Pattern in noncoding regions of sars cov reference

Abinmorth · February 21, 2021, 3:51pm

was digging into the noncoding regions of the ncbi reference genome.
(“unindexed” positions not coding for a gene)

21556…21562	between ORF1ab … spike	acgaaca
25385…25392	between Spike … ORF3a	acgaactt
26221…26244	between ORF3a…ORF4	gcacaagctgatgagtacgaactt
26473…26522	between ORF4…ORF5	acgaactaaatattatattagtttttctgtttggaactttaattttagcc
27192…27201	between ORF5…ORF6	gtgacaacag
27388…27393	between ORF6…ORF7a	acgaac
27888…27893	between ORF7b … ORF8	acgaac
28260…28273	between ORF8…ORF9	acgaacaaactaaa
29534…29557	between ORF9…ORF10	actcatgcagaccacacaaggcag
29658…29674	between ORF10…3UTR	actttaatctcacatag

most of these (not all) seem to contain the motif acgaac
does anyone know more about this motif?
is this sars cov 2 specific or does it appear in other sequences?

edit: found a paper where this sequence has been mentioned:

DigitalEmbrace · February 22, 2021, 4:27pm

How cool that you found this sequence and research showing the role it plays in viral transcription. I’m going to guess those six nucleotides line up exactly with two amino acids, if you would like to check the amino acid sequence (either in the puzzle or elsewhere). That sequence does seem like an intriguing therapeutic target given that it repeats 10x and primarily occurs in stem loops, if I’m reading the paper correctly.

Abinmorth · February 22, 2021, 6:27pm

acgaac = TN

the complement ugcuug = CL

tgcttg shows up 13 times in ace2, also noncoding regions, but could be coincidence
(I’ve looked up the indexes manually at Homo sapiens angiotensin converting enzyme 2 (ACE2), RefSeqGene on chr - Nucleotide - NCBI - may have missed some)
starting positions are
454
4826
5391
6916
7907
13203
13688
17858
27434
27443
30347
35351
39686

DigitalEmbrace · February 22, 2021, 8:38pm

Oh wait, your original post was about non-coding regions. Nothing to do with the amino acid sequence or our puzzles. Scratch what I suggested. Your second post is listing a complementary sequence found in ACE2 that might pair up with the acgaac sequence in SARS-CoV-2?

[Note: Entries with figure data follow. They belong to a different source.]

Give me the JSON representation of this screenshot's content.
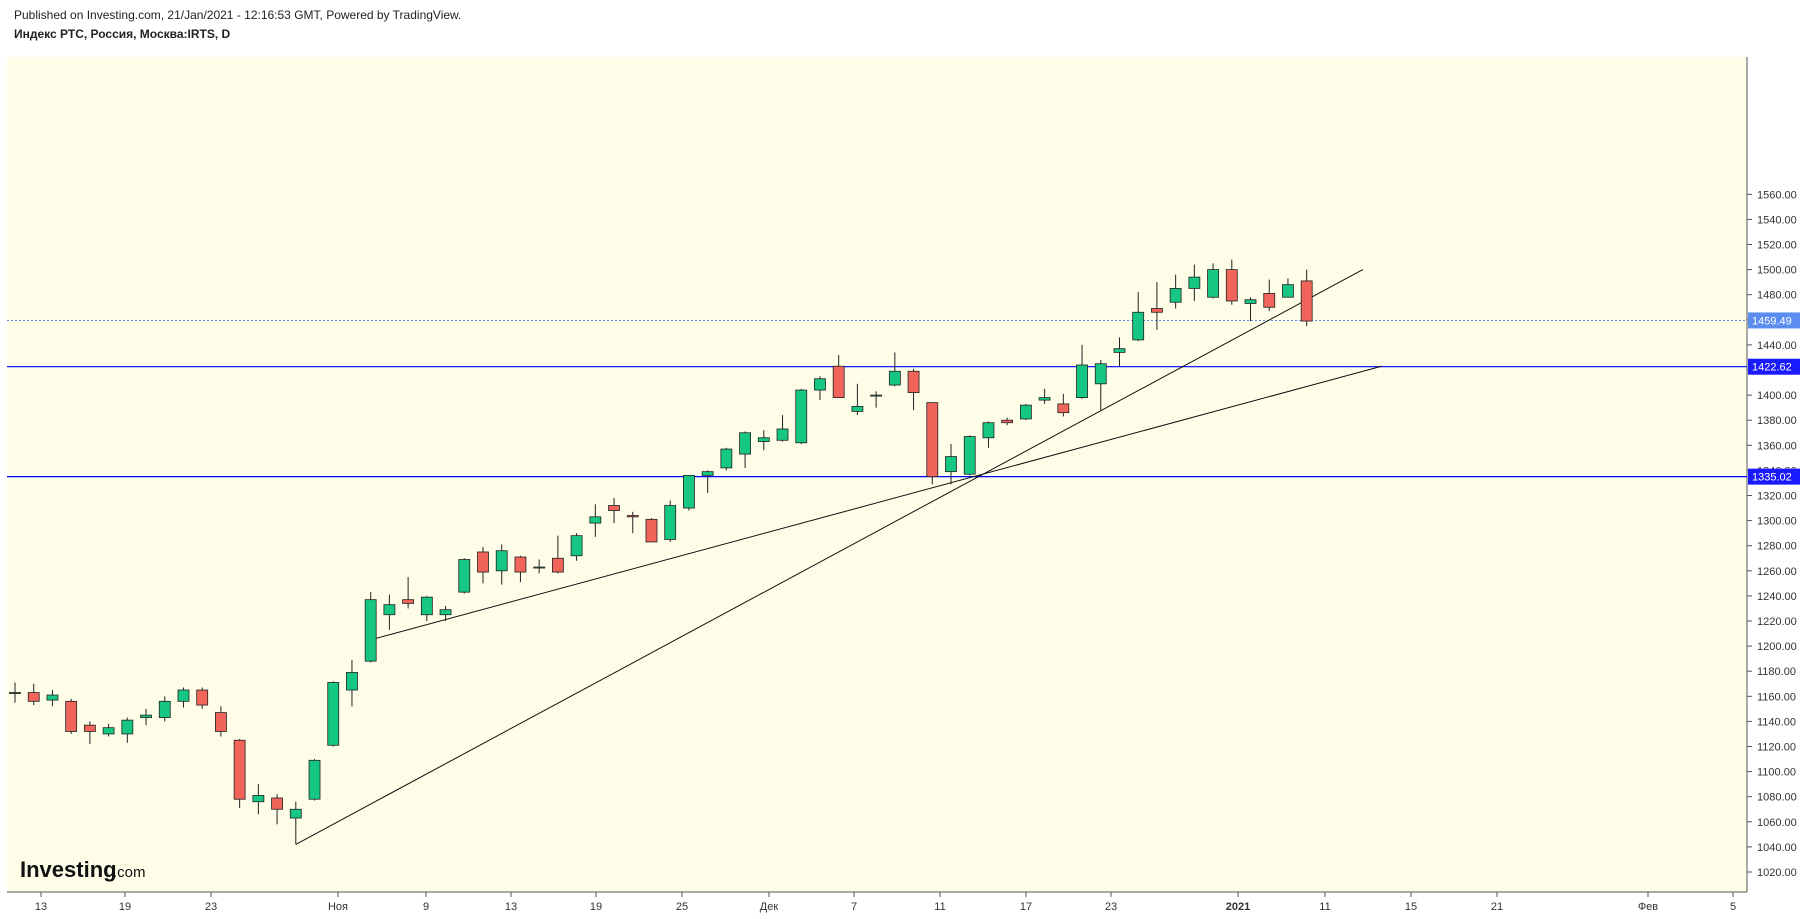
{
  "header": {
    "published": "Published on Investing.com, 21/Jan/2021 - 12:16:53 GMT, Powered by TradingView.",
    "instrument": "Индекс РТС, Россия, Москва:IRTS, D"
  },
  "logo": {
    "brand": "Investing",
    "suffix": ".com"
  },
  "colors": {
    "background": "#fdfde8",
    "up": "#16c784",
    "down": "#f0645a",
    "level_line": "#0000ff",
    "last_price_tag": "#5b8def",
    "level_tag": "#1a1aff"
  },
  "chart_data": {
    "type": "candlestick",
    "x_tick_labels": [
      "13",
      "19",
      "23",
      "Ноя",
      "9",
      "13",
      "19",
      "25",
      "Дек",
      "7",
      "11",
      "17",
      "23",
      "2021",
      "11",
      "15",
      "21",
      "Фев",
      "5"
    ],
    "y_tick_labels": [
      "1020.00",
      "1040.00",
      "1060.00",
      "1080.00",
      "1100.00",
      "1120.00",
      "1140.00",
      "1160.00",
      "1180.00",
      "1200.00",
      "1220.00",
      "1240.00",
      "1260.00",
      "1280.00",
      "1300.00",
      "1320.00",
      "1340.00",
      "1360.00",
      "1380.00",
      "1400.00",
      "1420.00",
      "1440.00",
      "1460.00",
      "1480.00",
      "1500.00",
      "1520.00",
      "1540.00",
      "1560.00"
    ],
    "ylim": [
      1010,
      1580
    ],
    "candles": [
      {
        "date": "12 Oct",
        "o": 1163,
        "h": 1171,
        "l": 1155,
        "c": 1163
      },
      {
        "date": "13 Oct",
        "o": 1163,
        "h": 1170,
        "l": 1153,
        "c": 1156
      },
      {
        "date": "14 Oct",
        "o": 1157,
        "h": 1165,
        "l": 1152,
        "c": 1161
      },
      {
        "date": "15 Oct",
        "o": 1156,
        "h": 1158,
        "l": 1130,
        "c": 1132
      },
      {
        "date": "16 Oct",
        "o": 1137,
        "h": 1140,
        "l": 1122,
        "c": 1132
      },
      {
        "date": "19 Oct",
        "o": 1130,
        "h": 1138,
        "l": 1128,
        "c": 1135
      },
      {
        "date": "20 Oct",
        "o": 1130,
        "h": 1143,
        "l": 1123,
        "c": 1141
      },
      {
        "date": "21 Oct",
        "o": 1143,
        "h": 1150,
        "l": 1137,
        "c": 1145
      },
      {
        "date": "22 Oct",
        "o": 1143,
        "h": 1160,
        "l": 1140,
        "c": 1156
      },
      {
        "date": "23 Oct",
        "o": 1156,
        "h": 1167,
        "l": 1151,
        "c": 1165
      },
      {
        "date": "26 Oct",
        "o": 1165,
        "h": 1167,
        "l": 1150,
        "c": 1153
      },
      {
        "date": "27 Oct",
        "o": 1147,
        "h": 1152,
        "l": 1128,
        "c": 1132
      },
      {
        "date": "28 Oct",
        "o": 1125,
        "h": 1126,
        "l": 1071,
        "c": 1078
      },
      {
        "date": "29 Oct",
        "o": 1076,
        "h": 1090,
        "l": 1066,
        "c": 1081
      },
      {
        "date": "30 Oct",
        "o": 1079,
        "h": 1082,
        "l": 1058,
        "c": 1070
      },
      {
        "date": "2 Nov",
        "o": 1063,
        "h": 1076,
        "l": 1042,
        "c": 1070
      },
      {
        "date": "3 Nov",
        "o": 1078,
        "h": 1110,
        "l": 1077,
        "c": 1109
      },
      {
        "date": "5 Nov",
        "o": 1121,
        "h": 1172,
        "l": 1120,
        "c": 1171
      },
      {
        "date": "6 Nov",
        "o": 1165,
        "h": 1189,
        "l": 1152,
        "c": 1179
      },
      {
        "date": "9 Nov",
        "o": 1188,
        "h": 1243,
        "l": 1187,
        "c": 1237
      },
      {
        "date": "10 Nov",
        "o": 1225,
        "h": 1241,
        "l": 1213,
        "c": 1233
      },
      {
        "date": "11 Nov",
        "o": 1237,
        "h": 1255,
        "l": 1230,
        "c": 1234
      },
      {
        "date": "12 Nov",
        "o": 1225,
        "h": 1240,
        "l": 1220,
        "c": 1239
      },
      {
        "date": "13 Nov",
        "o": 1225,
        "h": 1232,
        "l": 1220,
        "c": 1229
      },
      {
        "date": "16 Nov",
        "o": 1243,
        "h": 1270,
        "l": 1242,
        "c": 1269
      },
      {
        "date": "17 Nov",
        "o": 1275,
        "h": 1279,
        "l": 1250,
        "c": 1259
      },
      {
        "date": "18 Nov",
        "o": 1260,
        "h": 1281,
        "l": 1249,
        "c": 1276
      },
      {
        "date": "19 Nov",
        "o": 1271,
        "h": 1272,
        "l": 1251,
        "c": 1259
      },
      {
        "date": "20 Nov",
        "o": 1263,
        "h": 1269,
        "l": 1258,
        "c": 1263
      },
      {
        "date": "23 Nov",
        "o": 1270,
        "h": 1288,
        "l": 1258,
        "c": 1259
      },
      {
        "date": "24 Nov",
        "o": 1272,
        "h": 1290,
        "l": 1268,
        "c": 1288
      },
      {
        "date": "25 Nov",
        "o": 1298,
        "h": 1313,
        "l": 1287,
        "c": 1303
      },
      {
        "date": "26 Nov",
        "o": 1312,
        "h": 1318,
        "l": 1298,
        "c": 1308
      },
      {
        "date": "27 Nov",
        "o": 1304,
        "h": 1307,
        "l": 1290,
        "c": 1303
      },
      {
        "date": "30 Nov",
        "o": 1301,
        "h": 1302,
        "l": 1283,
        "c": 1283
      },
      {
        "date": "1 Dec",
        "o": 1285,
        "h": 1316,
        "l": 1283,
        "c": 1312
      },
      {
        "date": "2 Dec",
        "o": 1310,
        "h": 1335,
        "l": 1308,
        "c": 1336
      },
      {
        "date": "3 Dec",
        "o": 1336,
        "h": 1340,
        "l": 1322,
        "c": 1339
      },
      {
        "date": "4 Dec",
        "o": 1342,
        "h": 1358,
        "l": 1340,
        "c": 1357
      },
      {
        "date": "7 Dec",
        "o": 1353,
        "h": 1371,
        "l": 1342,
        "c": 1370
      },
      {
        "date": "8 Dec",
        "o": 1363,
        "h": 1372,
        "l": 1356,
        "c": 1366
      },
      {
        "date": "9 Dec",
        "o": 1364,
        "h": 1384,
        "l": 1363,
        "c": 1373
      },
      {
        "date": "10 Dec",
        "o": 1362,
        "h": 1405,
        "l": 1361,
        "c": 1404
      },
      {
        "date": "11 Dec",
        "o": 1404,
        "h": 1415,
        "l": 1396,
        "c": 1413
      },
      {
        "date": "14 Dec",
        "o": 1423,
        "h": 1432,
        "l": 1398,
        "c": 1398
      },
      {
        "date": "15 Dec",
        "o": 1387,
        "h": 1409,
        "l": 1384,
        "c": 1391
      },
      {
        "date": "16 Dec",
        "o": 1400,
        "h": 1403,
        "l": 1390,
        "c": 1400
      },
      {
        "date": "17 Dec",
        "o": 1408,
        "h": 1434,
        "l": 1407,
        "c": 1419
      },
      {
        "date": "18 Dec",
        "o": 1419,
        "h": 1421,
        "l": 1388,
        "c": 1402
      },
      {
        "date": "21 Dec",
        "o": 1394,
        "h": 1394,
        "l": 1329,
        "c": 1335
      },
      {
        "date": "22 Dec",
        "o": 1339,
        "h": 1361,
        "l": 1329,
        "c": 1351
      },
      {
        "date": "23 Dec",
        "o": 1337,
        "h": 1368,
        "l": 1336,
        "c": 1367
      },
      {
        "date": "24 Dec",
        "o": 1366,
        "h": 1379,
        "l": 1358,
        "c": 1378
      },
      {
        "date": "25 Dec",
        "o": 1380,
        "h": 1382,
        "l": 1376,
        "c": 1378
      },
      {
        "date": "28 Dec",
        "o": 1381,
        "h": 1393,
        "l": 1380,
        "c": 1392
      },
      {
        "date": "29 Dec",
        "o": 1396,
        "h": 1405,
        "l": 1393,
        "c": 1398
      },
      {
        "date": "30 Dec",
        "o": 1393,
        "h": 1401,
        "l": 1383,
        "c": 1386
      },
      {
        "date": "4 Jan",
        "o": 1398,
        "h": 1440,
        "l": 1397,
        "c": 1424
      },
      {
        "date": "5 Jan",
        "o": 1409,
        "h": 1428,
        "l": 1388,
        "c": 1425
      },
      {
        "date": "6 Jan",
        "o": 1434,
        "h": 1446,
        "l": 1423,
        "c": 1437
      },
      {
        "date": "8 Jan",
        "o": 1444,
        "h": 1482,
        "l": 1443,
        "c": 1466
      },
      {
        "date": "11 Jan",
        "o": 1469,
        "h": 1490,
        "l": 1452,
        "c": 1466
      },
      {
        "date": "12 Jan",
        "o": 1474,
        "h": 1496,
        "l": 1469,
        "c": 1485
      },
      {
        "date": "13 Jan",
        "o": 1485,
        "h": 1504,
        "l": 1475,
        "c": 1494
      },
      {
        "date": "14 Jan",
        "o": 1478,
        "h": 1505,
        "l": 1477,
        "c": 1500
      },
      {
        "date": "15 Jan",
        "o": 1500,
        "h": 1508,
        "l": 1472,
        "c": 1475
      },
      {
        "date": "18 Jan",
        "o": 1473,
        "h": 1478,
        "l": 1459,
        "c": 1476
      },
      {
        "date": "19 Jan",
        "o": 1481,
        "h": 1492,
        "l": 1467,
        "c": 1470
      },
      {
        "date": "20 Jan",
        "o": 1478,
        "h": 1493,
        "l": 1478,
        "c": 1488
      },
      {
        "date": "21 Jan",
        "o": 1491,
        "h": 1500,
        "l": 1455,
        "c": 1459
      }
    ],
    "horizontal_levels": [
      {
        "value": 1459.49,
        "label": "1459.49",
        "style": "dotted",
        "kind": "last"
      },
      {
        "value": 1422.62,
        "label": "1422.62",
        "style": "solid",
        "kind": "level"
      },
      {
        "value": 1335.02,
        "label": "1335.02",
        "style": "solid",
        "kind": "level"
      }
    ],
    "trendlines": [
      {
        "from": {
          "date": "2 Nov",
          "value": 1042
        },
        "to": {
          "date": "24 Jan",
          "value": 1500
        }
      },
      {
        "from": {
          "date": "9 Nov",
          "value": 1205
        },
        "to": {
          "date": "25 Jan",
          "value": 1423
        }
      }
    ]
  }
}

Abinmorth · February 23, 2021, 8:11am

at least I assumed that those are non-coding regions, because those positions dont show up in the reference record (source Severe acute respiratory syndrome coronavirus 2 isolate Wuhan-Hu-1, co - Nucleotide - NCBI)

I was searching for the complementary sequence in ace2, but tbh the pattern isn’t that long, so you can probably find it anywhere.